Scritto da: Michele Raitano

 

Premessa

Il sistema previdenziale italiano obbligatorio è di tipo pubblico – i fondi pensione privati svolgono un ruolo integrativo e volontario della copertura pubblica –, è finanziato a ripartizione e le pensioni sono calcolate in base ad una formula che, da retributiva, sta gradualmente passando al metodo contributivo. Il pensionamento è previsto in base a due diverse modalità, per vecchiaia (al raggiungimento di determinate età anagrafiche) e anzianità (in base a requisiti relativi anche all’anzianità contributiva pregressa; dopo la riforma del 2011 si parla di pensionamento “anticipato” anziché per anzianità).

Dall’inizio degli anni ‘90 in Italia il sistema previdenziale pubblico è stato oggetto di numerosi interventi di riforma che hanno riguardato primariamente l’innalzamento dell’età pensionabile e dei requisiti di accesso alle pensioni di anzianità e la modifica – da retributiva a contributiva – della regola di calcolo delle prestazioni. Si è inoltre introdotta una nuova cornice normativa dei fondi pensione privati tesa a incentivare i lavoratori a versarvi contributi integrativi per accrescere la pensione futura complessiva.
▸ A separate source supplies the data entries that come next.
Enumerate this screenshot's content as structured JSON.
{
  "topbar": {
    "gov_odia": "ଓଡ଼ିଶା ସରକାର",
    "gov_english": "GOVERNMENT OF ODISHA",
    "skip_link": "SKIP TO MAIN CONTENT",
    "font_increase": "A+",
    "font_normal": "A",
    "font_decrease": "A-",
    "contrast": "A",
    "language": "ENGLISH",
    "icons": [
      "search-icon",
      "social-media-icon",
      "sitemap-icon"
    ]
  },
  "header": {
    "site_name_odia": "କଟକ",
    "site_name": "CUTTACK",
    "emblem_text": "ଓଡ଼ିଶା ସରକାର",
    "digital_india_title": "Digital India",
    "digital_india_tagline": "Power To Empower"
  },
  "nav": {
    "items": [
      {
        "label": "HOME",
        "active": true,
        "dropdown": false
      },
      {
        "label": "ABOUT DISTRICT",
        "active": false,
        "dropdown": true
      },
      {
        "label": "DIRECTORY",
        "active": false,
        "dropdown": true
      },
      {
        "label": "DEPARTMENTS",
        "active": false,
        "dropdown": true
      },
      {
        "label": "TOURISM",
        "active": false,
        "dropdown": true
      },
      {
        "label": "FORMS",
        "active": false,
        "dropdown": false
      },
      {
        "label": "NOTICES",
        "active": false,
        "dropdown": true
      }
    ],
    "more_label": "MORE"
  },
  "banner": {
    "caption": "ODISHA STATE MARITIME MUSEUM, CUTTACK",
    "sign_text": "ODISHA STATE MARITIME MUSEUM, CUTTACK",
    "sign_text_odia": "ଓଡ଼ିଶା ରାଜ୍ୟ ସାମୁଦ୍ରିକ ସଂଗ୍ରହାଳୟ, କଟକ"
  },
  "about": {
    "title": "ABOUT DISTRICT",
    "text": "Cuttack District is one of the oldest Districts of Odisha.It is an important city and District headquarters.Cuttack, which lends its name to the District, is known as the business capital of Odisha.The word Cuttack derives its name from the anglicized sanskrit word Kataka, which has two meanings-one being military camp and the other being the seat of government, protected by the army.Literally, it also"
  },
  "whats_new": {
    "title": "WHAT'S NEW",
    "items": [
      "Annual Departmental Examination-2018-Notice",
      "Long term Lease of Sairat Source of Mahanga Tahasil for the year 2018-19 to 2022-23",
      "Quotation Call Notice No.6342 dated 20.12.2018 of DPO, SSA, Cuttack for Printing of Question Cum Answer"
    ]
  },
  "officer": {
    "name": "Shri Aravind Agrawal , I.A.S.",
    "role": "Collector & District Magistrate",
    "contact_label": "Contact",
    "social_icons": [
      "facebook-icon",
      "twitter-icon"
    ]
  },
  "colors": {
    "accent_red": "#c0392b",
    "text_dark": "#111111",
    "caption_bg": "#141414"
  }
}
La graduale entrata in vigore delle modifiche della regola di calcolo – il contributivo si applica interamente solo alle coorti entrate nel mercato del lavoro dal 1996 – comporta l’attuale coesistenza di più regimi previdenziali, caratterizzati da differente generosità e da diverse regole, logiche e, soprattutto, convenienze al posponimento del pensionamento.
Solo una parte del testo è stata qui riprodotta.